On Wed, 9 Mar 2005, jamal wrote:
I am afraid this 127.x panacea is begining to sound like the tale of some insane emperor who was naked but people around him sucking up to him telling him how fine his clothes looked. I am having a very hard time seeing the rationale - infact its driving me nuts, so please bear with me.
yes, if it wasn't for routing conflicts when a node is in both the external and the chassis network.
If Linux could manage different IP stacks per interface this would not be a problem, but as it is today the same IP stack is used for all interfaces making dual homing (not routing) a bit troublesome when the same addresses may be in both networks..
within customer's network.
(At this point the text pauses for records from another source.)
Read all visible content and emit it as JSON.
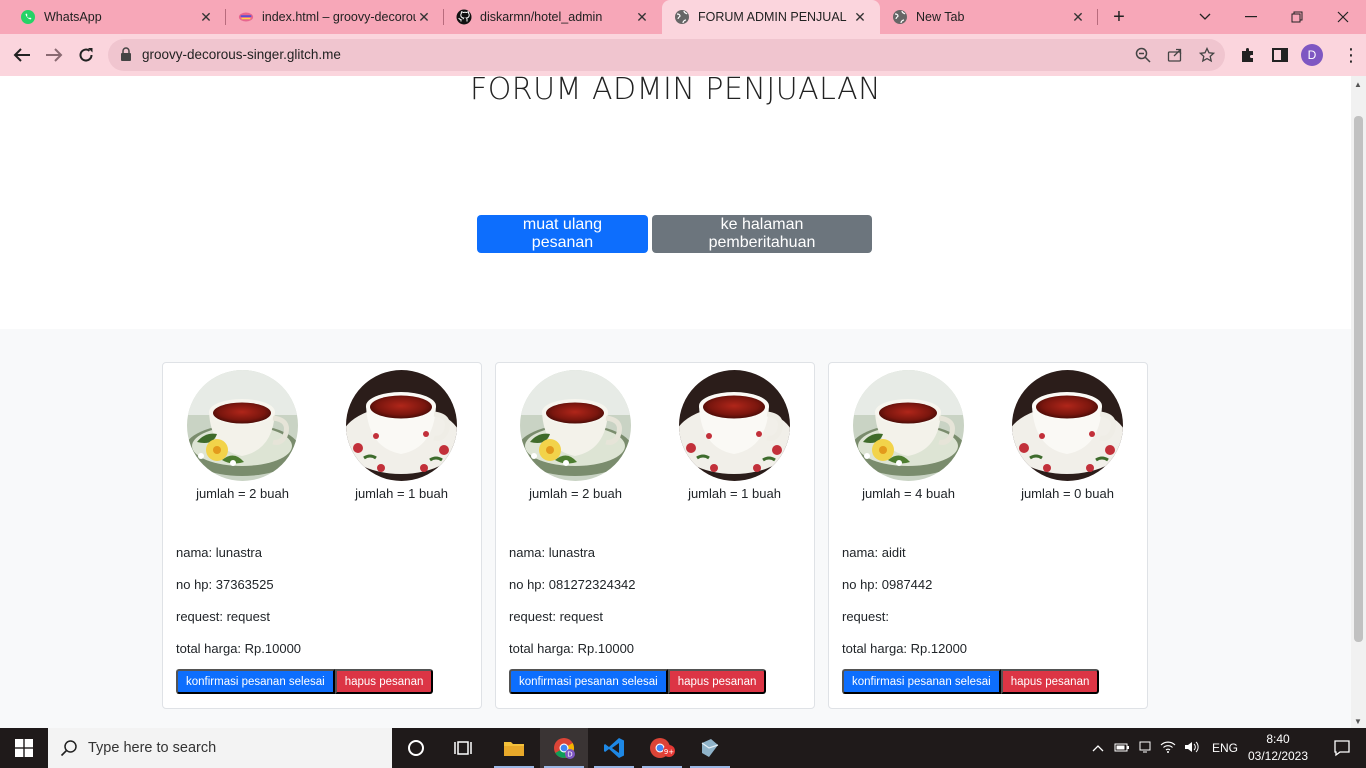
{
  "browser": {
    "tabs": [
      {
        "title": "WhatsApp",
        "icon": "whatsapp-icon"
      },
      {
        "title": "index.html – groovy-decorous",
        "icon": "glitch-icon"
      },
      {
        "title": "diskarmn/hotel_admin",
        "icon": "github-icon"
      },
      {
        "title": "FORUM ADMIN PENJUAL",
        "icon": "globe-icon"
      },
      {
        "title": "New Tab",
        "icon": "globe-icon"
      }
    ],
    "url": "groovy-decorous-singer.glitch.me",
    "profile_initial": "D"
  },
  "page": {
    "title": "FORUM ADMIN PENJUALAN",
    "reload_button": "muat ulang pesanan",
    "notification_button": "ke halaman pemberitahuan"
  },
  "orders": [
    {
      "items": [
        "jumlah = 2 buah",
        "jumlah = 1 buah"
      ],
      "nama": "nama: lunastra",
      "hp": "no hp: 37363525",
      "request": "request: request",
      "total": "total harga: Rp.10000",
      "confirm": "konfirmasi pesanan selesai",
      "delete": "hapus pesanan"
    },
    {
      "items": [
        "jumlah = 2 buah",
        "jumlah = 1 buah"
      ],
      "nama": "nama: lunastra",
      "hp": "no hp: 081272324342",
      "request": "request: request",
      "total": "total harga: Rp.10000",
      "confirm": "konfirmasi pesanan selesai",
      "delete": "hapus pesanan"
    },
    {
      "items": [
        "jumlah = 4 buah",
        "jumlah = 0 buah"
      ],
      "nama": "nama: aidit",
      "hp": "no hp: 0987442",
      "request": "request:",
      "total": "total harga: Rp.12000",
      "confirm": "konfirmasi pesanan selesai",
      "delete": "hapus pesanan"
    }
  ],
  "taskbar": {
    "search_placeholder": "Type here to search",
    "language": "ENG",
    "time": "8:40",
    "date": "03/12/2023"
  },
  "colors": {
    "primary": "#0d6efd",
    "secondary": "#6c757d",
    "danger": "#dc3545",
    "tabbar": "#f7a7b8"
  }
}
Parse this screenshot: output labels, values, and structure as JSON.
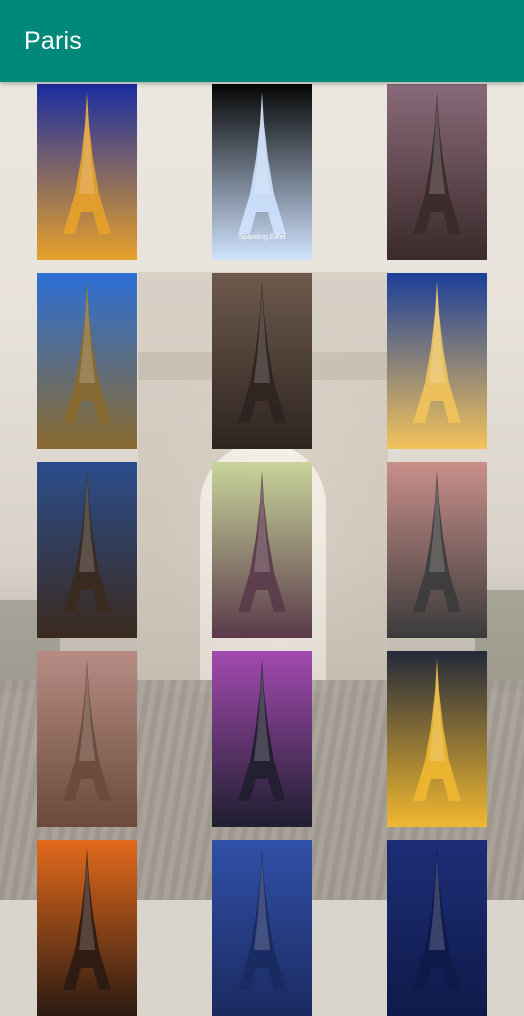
{
  "app": {
    "title": "Paris",
    "accent": "#00897b",
    "title_color": "#ffffff"
  },
  "wallpapers": [
    {
      "name": "eiffel-night-blue",
      "colors": [
        "#1a2ca0",
        "#e7a12a"
      ]
    },
    {
      "name": "eiffel-sparkle-black",
      "colors": [
        "#050505",
        "#cfe3ff"
      ],
      "caption": "Sparkling Eiffel"
    },
    {
      "name": "eiffel-sunset-reflection",
      "colors": [
        "#8a6a7a",
        "#3a2a2a"
      ]
    },
    {
      "name": "eiffel-below-sky",
      "colors": [
        "#2c6fd6",
        "#8a6a2e"
      ]
    },
    {
      "name": "eiffel-sepia-city",
      "colors": [
        "#6e5a4c",
        "#2e2420"
      ]
    },
    {
      "name": "eiffel-dusk-river",
      "colors": [
        "#1b3f9a",
        "#f2c35a"
      ]
    },
    {
      "name": "eiffel-dramatic-sky",
      "colors": [
        "#2b4d8c",
        "#3b2a1e"
      ]
    },
    {
      "name": "eiffel-pastel-scarf",
      "colors": [
        "#c9d59b",
        "#5a3a4a"
      ]
    },
    {
      "name": "eiffel-keychain-hand",
      "colors": [
        "#c98f8a",
        "#3b3b3b"
      ]
    },
    {
      "name": "eiffel-pendant-bokeh",
      "colors": [
        "#b68c84",
        "#6b4a3a"
      ]
    },
    {
      "name": "eiffel-galaxy-pink",
      "colors": [
        "#a34ab0",
        "#1f1f2f"
      ]
    },
    {
      "name": "eiffel-night-lawn",
      "colors": [
        "#242a3a",
        "#f0b830"
      ]
    },
    {
      "name": "eiffel-orange-sunset",
      "colors": [
        "#e26a1c",
        "#2a1a12"
      ]
    },
    {
      "name": "blue-sky-partial",
      "colors": [
        "#3050a8",
        "#1a2a60"
      ]
    },
    {
      "name": "navy-sky-partial",
      "colors": [
        "#1d2e78",
        "#0e1a48"
      ]
    }
  ]
}
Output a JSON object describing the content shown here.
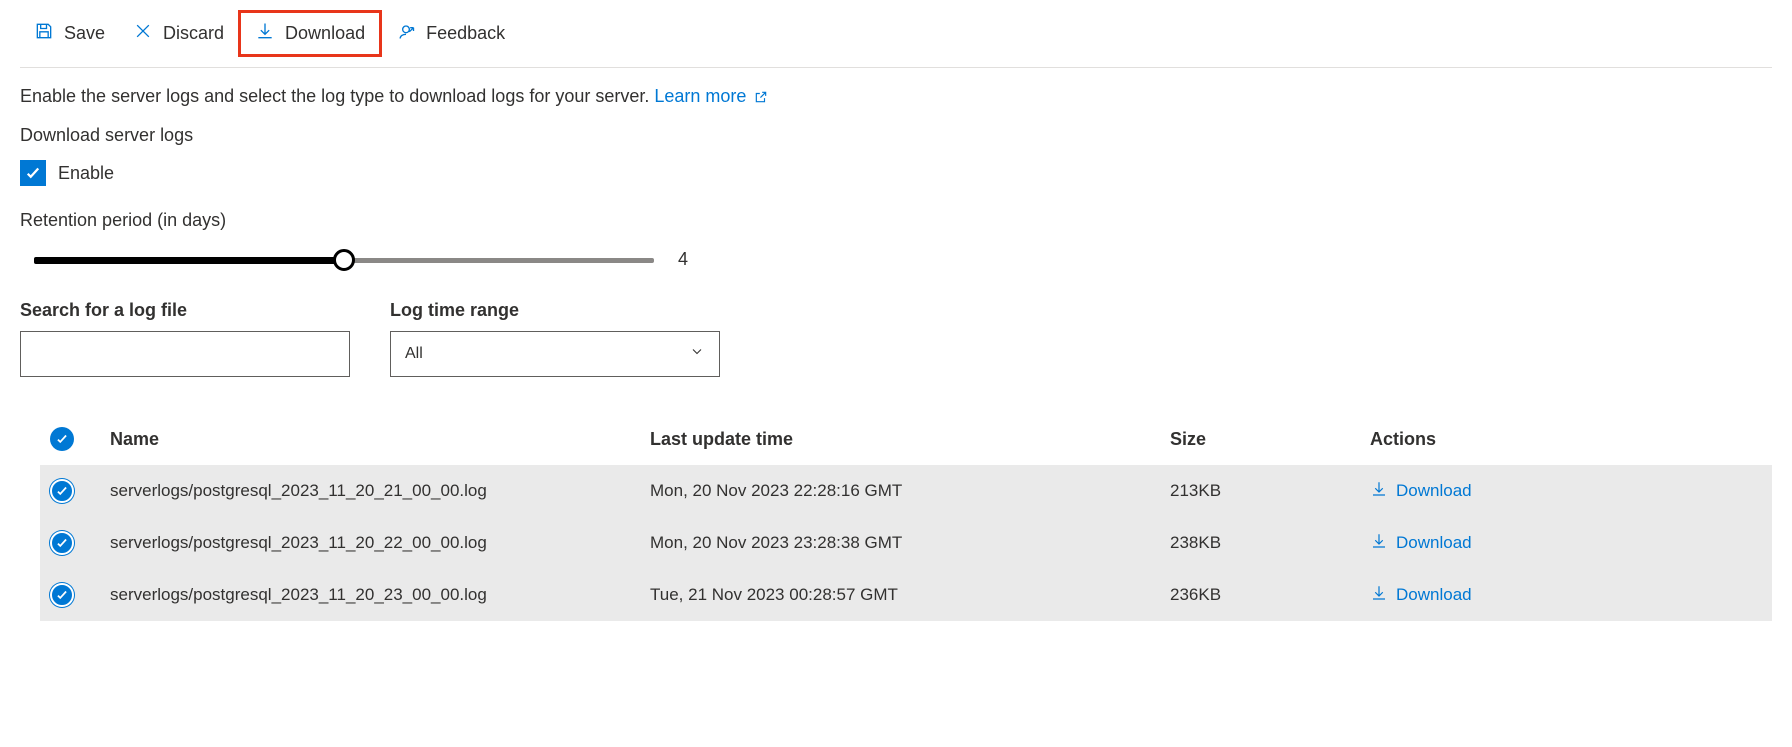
{
  "toolbar": {
    "save_label": "Save",
    "discard_label": "Discard",
    "download_label": "Download",
    "feedback_label": "Feedback"
  },
  "description_text": "Enable the server logs and select the log type to download logs for your server.",
  "learn_more_label": "Learn more",
  "download_section_label": "Download server logs",
  "enable_label": "Enable",
  "retention_label": "Retention period (in days)",
  "retention_value": "4",
  "search_label": "Search for a log file",
  "search_value": "",
  "time_range_label": "Log time range",
  "time_range_value": "All",
  "table": {
    "headers": {
      "name": "Name",
      "last_update": "Last update time",
      "size": "Size",
      "actions": "Actions"
    },
    "action_label": "Download",
    "rows": [
      {
        "name": "serverlogs/postgresql_2023_11_20_21_00_00.log",
        "last_update": "Mon, 20 Nov 2023 22:28:16 GMT",
        "size": "213KB"
      },
      {
        "name": "serverlogs/postgresql_2023_11_20_22_00_00.log",
        "last_update": "Mon, 20 Nov 2023 23:28:38 GMT",
        "size": "238KB"
      },
      {
        "name": "serverlogs/postgresql_2023_11_20_23_00_00.log",
        "last_update": "Tue, 21 Nov 2023 00:28:57 GMT",
        "size": "236KB"
      }
    ]
  }
}
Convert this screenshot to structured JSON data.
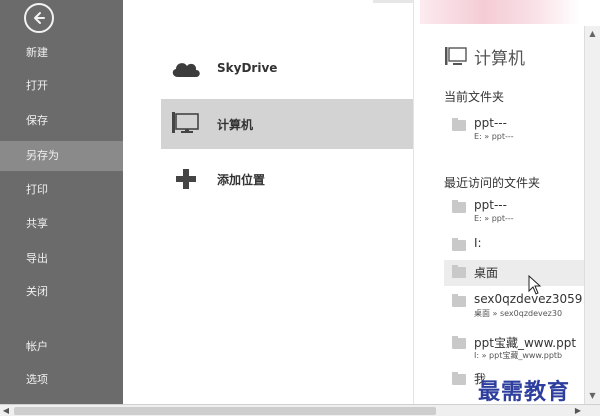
{
  "sidebar": {
    "items": [
      {
        "label": "新建"
      },
      {
        "label": "打开"
      },
      {
        "label": "保存"
      },
      {
        "label": "另存为",
        "active": true
      },
      {
        "label": "打印"
      },
      {
        "label": "共享"
      },
      {
        "label": "导出"
      },
      {
        "label": "关闭"
      },
      {
        "label": "帐户"
      },
      {
        "label": "选项"
      }
    ]
  },
  "places": [
    {
      "label": "SkyDrive",
      "icon": "cloud-icon"
    },
    {
      "label": "计算机",
      "icon": "computer-icon",
      "selected": true
    },
    {
      "label": "添加位置",
      "icon": "plus-icon"
    }
  ],
  "right_panel": {
    "header": "计算机",
    "current_title": "当前文件夹",
    "current_folders": [
      {
        "name": "ppt---",
        "path": "E: » ppt---"
      }
    ],
    "recent_title": "最近访问的文件夹",
    "recent_folders": [
      {
        "name": "ppt---",
        "path": "E: » ppt---"
      },
      {
        "name": "I:",
        "path": ""
      },
      {
        "name": "桌面",
        "path": ""
      },
      {
        "name": "sex0qzdevez3059",
        "path": "桌面 » sex0qzdevez30"
      },
      {
        "name": "ppt宝藏_www.ppt",
        "path": "I: » ppt宝藏_www.pptb"
      },
      {
        "name": "我",
        "path": ""
      }
    ]
  },
  "watermark": "最需教育",
  "colors": {
    "sidebar": "#6b6b6b",
    "sidebar_active": "#8a8a8a",
    "selected": "#d3d3d3"
  }
}
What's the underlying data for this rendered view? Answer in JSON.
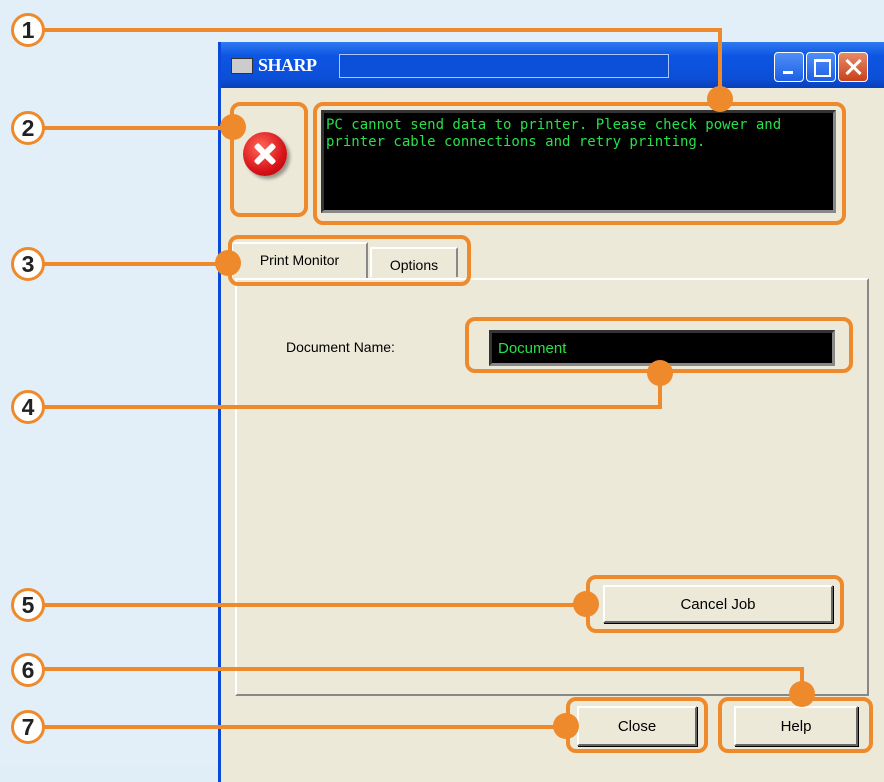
{
  "window": {
    "title": "SHARP",
    "title_field": ""
  },
  "message": {
    "text": "PC cannot send data to printer. Please check power and printer cable connections and retry printing."
  },
  "tabs": [
    {
      "label": "Print Monitor",
      "selected": true
    },
    {
      "label": "Options",
      "selected": false
    }
  ],
  "document": {
    "label": "Document Name:",
    "value": "Document"
  },
  "buttons": {
    "cancel_job": "Cancel Job",
    "close": "Close",
    "help": "Help"
  },
  "callouts": [
    "1",
    "2",
    "3",
    "4",
    "5",
    "6",
    "7"
  ],
  "colors": {
    "accent": "#ee8a2b",
    "text_green": "#27e04a",
    "titlebar": "#0b4fd6",
    "window_bg": "#ece9d8",
    "page_bg": "#e2eff9"
  },
  "icons": {
    "error": "error-x-icon",
    "app": "printer-icon"
  }
}
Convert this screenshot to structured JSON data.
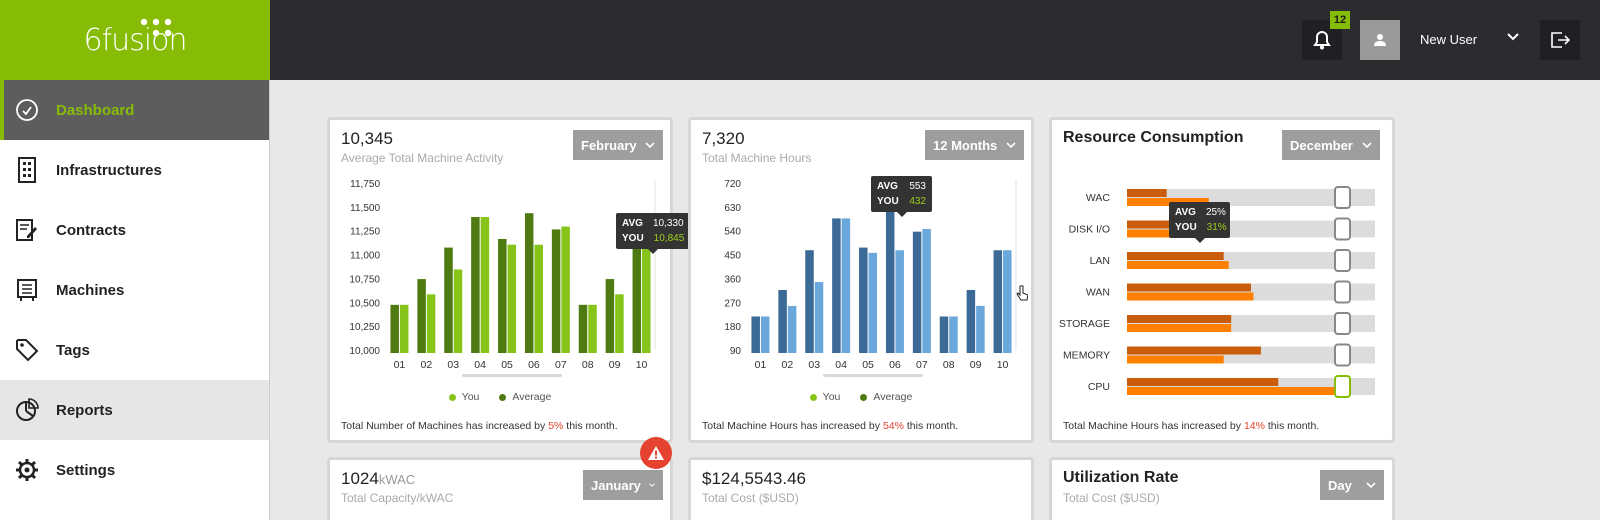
{
  "brand": {
    "logo_text": "6fusion"
  },
  "sidebar": {
    "items": [
      {
        "label": "Dashboard",
        "icon": "dashboard-icon"
      },
      {
        "label": "Infrastructures",
        "icon": "building-icon"
      },
      {
        "label": "Contracts",
        "icon": "contract-icon"
      },
      {
        "label": "Machines",
        "icon": "machine-icon"
      },
      {
        "label": "Tags",
        "icon": "tag-icon"
      },
      {
        "label": "Reports",
        "icon": "pie-chart-icon"
      },
      {
        "label": "Settings",
        "icon": "gear-icon"
      }
    ]
  },
  "topbar": {
    "notification_count": "12",
    "user_name": "New User"
  },
  "colors": {
    "brand_green": "#86bc05",
    "dark": "#2b2c30",
    "alert_red": "#e5432f",
    "avg_green": "#4f7a12",
    "you_green": "#86c41a",
    "avg_blue": "#3c6a96",
    "you_blue": "#6aa8dc",
    "avg_orange": "#c95d0c",
    "you_orange": "#ff8000"
  },
  "cards": {
    "activity": {
      "value": "10,345",
      "subtitle": "Average Total Machine Activity",
      "dropdown": "February",
      "footer_pre": "Total Number of Machines has increased by ",
      "footer_pct": "5%",
      "footer_post": " this month.",
      "tooltip": {
        "avg_label": "AVG",
        "avg": "10,330",
        "you_label": "YOU",
        "you": "10,845"
      },
      "legend": [
        "You",
        "Average"
      ]
    },
    "hours": {
      "value": "7,320",
      "subtitle": "Total Machine Hours",
      "dropdown": "12 Months",
      "footer_pre": "Total Machine Hours has increased by ",
      "footer_pct": "54%",
      "footer_post": " this month.",
      "tooltip": {
        "avg_label": "AVG",
        "avg": "553",
        "you_label": "YOU",
        "you": "432"
      },
      "legend": [
        "You",
        "Average"
      ]
    },
    "resource": {
      "title": "Resource Consumption",
      "dropdown": "December",
      "footer_pre": "Total Machine Hours has increased by ",
      "footer_pct": "14%",
      "footer_post": " this month.",
      "tooltip": {
        "avg_label": "AVG",
        "avg": "25%",
        "you_label": "YOU",
        "you": "31%"
      }
    },
    "capacity": {
      "value": "1024",
      "unit": "kWAC",
      "subtitle": "Total Capacity/kWAC",
      "dropdown": "January"
    },
    "cost": {
      "value": "$124,5543.46",
      "subtitle": "Total Cost ($USD)"
    },
    "utilization": {
      "title": "Utilization Rate",
      "subtitle": "Total Cost ($USD)",
      "dropdown": "Day"
    }
  },
  "chart_data": [
    {
      "type": "bar",
      "categories": [
        "01",
        "02",
        "03",
        "04",
        "05",
        "06",
        "07",
        "08",
        "09",
        "10"
      ],
      "y_ticks": [
        "11,750",
        "11,500",
        "11,250",
        "11,000",
        "10,750",
        "10,500",
        "10,250",
        "10,000"
      ],
      "ylim": [
        10000,
        11750
      ],
      "series": [
        {
          "name": "Average",
          "values": [
            10400,
            10670,
            11000,
            11320,
            11090,
            11360,
            11190,
            10400,
            10670,
            11000
          ]
        },
        {
          "name": "You",
          "values": [
            10400,
            10510,
            10770,
            11320,
            11030,
            11030,
            11220,
            10400,
            10510,
            11000
          ]
        }
      ]
    },
    {
      "type": "bar",
      "categories": [
        "01",
        "02",
        "03",
        "04",
        "05",
        "06",
        "07",
        "08",
        "09",
        "10"
      ],
      "y_ticks": [
        "720",
        "630",
        "540",
        "450",
        "360",
        "270",
        "180",
        "90"
      ],
      "ylim": [
        90,
        720
      ],
      "series": [
        {
          "name": "Average",
          "values": [
            190,
            290,
            440,
            560,
            450,
            620,
            510,
            190,
            290,
            440
          ]
        },
        {
          "name": "You",
          "values": [
            190,
            230,
            320,
            560,
            430,
            440,
            520,
            190,
            230,
            440
          ]
        }
      ]
    },
    {
      "type": "bar",
      "categories": [
        "WAC",
        "DISK I/O",
        "LAN",
        "WAN",
        "STORAGE",
        "MEMORY",
        "CPU"
      ],
      "series": [
        {
          "name": "Average",
          "values": [
            16,
            27,
            39,
            50,
            42,
            54,
            61
          ]
        },
        {
          "name": "You",
          "values": [
            33,
            31,
            41,
            51,
            42,
            39,
            86
          ]
        }
      ],
      "xlim": [
        0,
        100
      ]
    }
  ]
}
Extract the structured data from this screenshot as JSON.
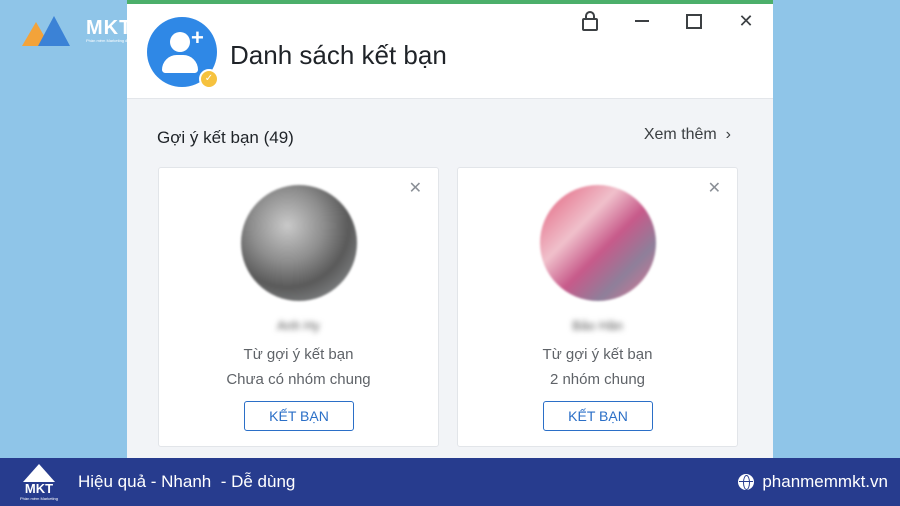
{
  "brand": {
    "name": "MKT",
    "tagline": "Phần mềm Marketing đa kênh"
  },
  "window": {
    "title": "Danh sách kết bạn",
    "controls": [
      "lock-icon",
      "minimize-icon",
      "maximize-icon",
      "close-icon"
    ],
    "accent_color": "#4caf6b"
  },
  "suggestions": {
    "heading": "Gợi ý kết bạn (49)",
    "see_more": "Xem thêm",
    "cards": [
      {
        "name": "Anh Hy",
        "source": "Từ gợi ý kết bạn",
        "mutual": "Chưa có nhóm chung",
        "button": "KẾT BẠN"
      },
      {
        "name": "Bảo Hân",
        "source": "Từ gợi ý kết bạn",
        "mutual": "2 nhóm chung",
        "button": "KẾT BẠN"
      }
    ]
  },
  "footer": {
    "logo_text": "MKT",
    "logo_sub": "Phần mềm Marketing",
    "slogan": "Hiệu quả - Nhanh  - Dễ dùng",
    "website": "phanmemmkt.vn"
  }
}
To quote Zdenek: You couldn't walk in the NOC and tell them: "You can't use the 10.x net to manage your equipment - my box is already using that net". Conclusion: You walk into the NOC and say "can i use 10.0.0.x/22 subnet" they say "no thats going to collide use 10.0.0.0/28" Summary: You may need to go to your box and reconfigure its external looking addresses.
Yes.
But also it's internal in order to maintain any sanity in the nodes connected to both worlds.
a') Using 127.x addresses. You -> NOC "can i use 127.0.0.x/22 subnet" they say either "sorry, our routers cant route 127.x" or "no Zdenek was here before you, thats going to collide use 127.0.0.0/28"
This has never been a topic. The use of the 127.X addresses is purely for inter-chassis communication, never visible outside of the chassis.
By using the 127.X addresses for intra-chassis communication you are guaranteed that there is never conflicts with addresses used on the LAN, and the routing tables of the chassis nodes which needs to speak to both worlds can be maintained sane without requiring configuration of the chassis-internal network not even visible to the administrator.
The available choices are in reality (not exlusive, pick any number)
a) Ask IANA for an address block for intra-chassis communication and hope the local LAN is not abusing these addresses.
b) use the IPv4 link-local address block already registered, with the condition that this is not used on the local LAN to avoid collisions.
c) Use 127.X. Ensures that no matter what the local LAN looks like behaviour of the externally connected nodes will be what is expected (can handle any valid IP, except for 127.X which they are not expected to handle)
d) Use a configureable address block.
e) Reimplement the IP stack in Linux to have separate IP stacks per interface, and modify all applications to not only specify the destination IP but also which interface to use when talking to either the internal network or external world.
f) Not use IPv4 for the intra-chassis communication.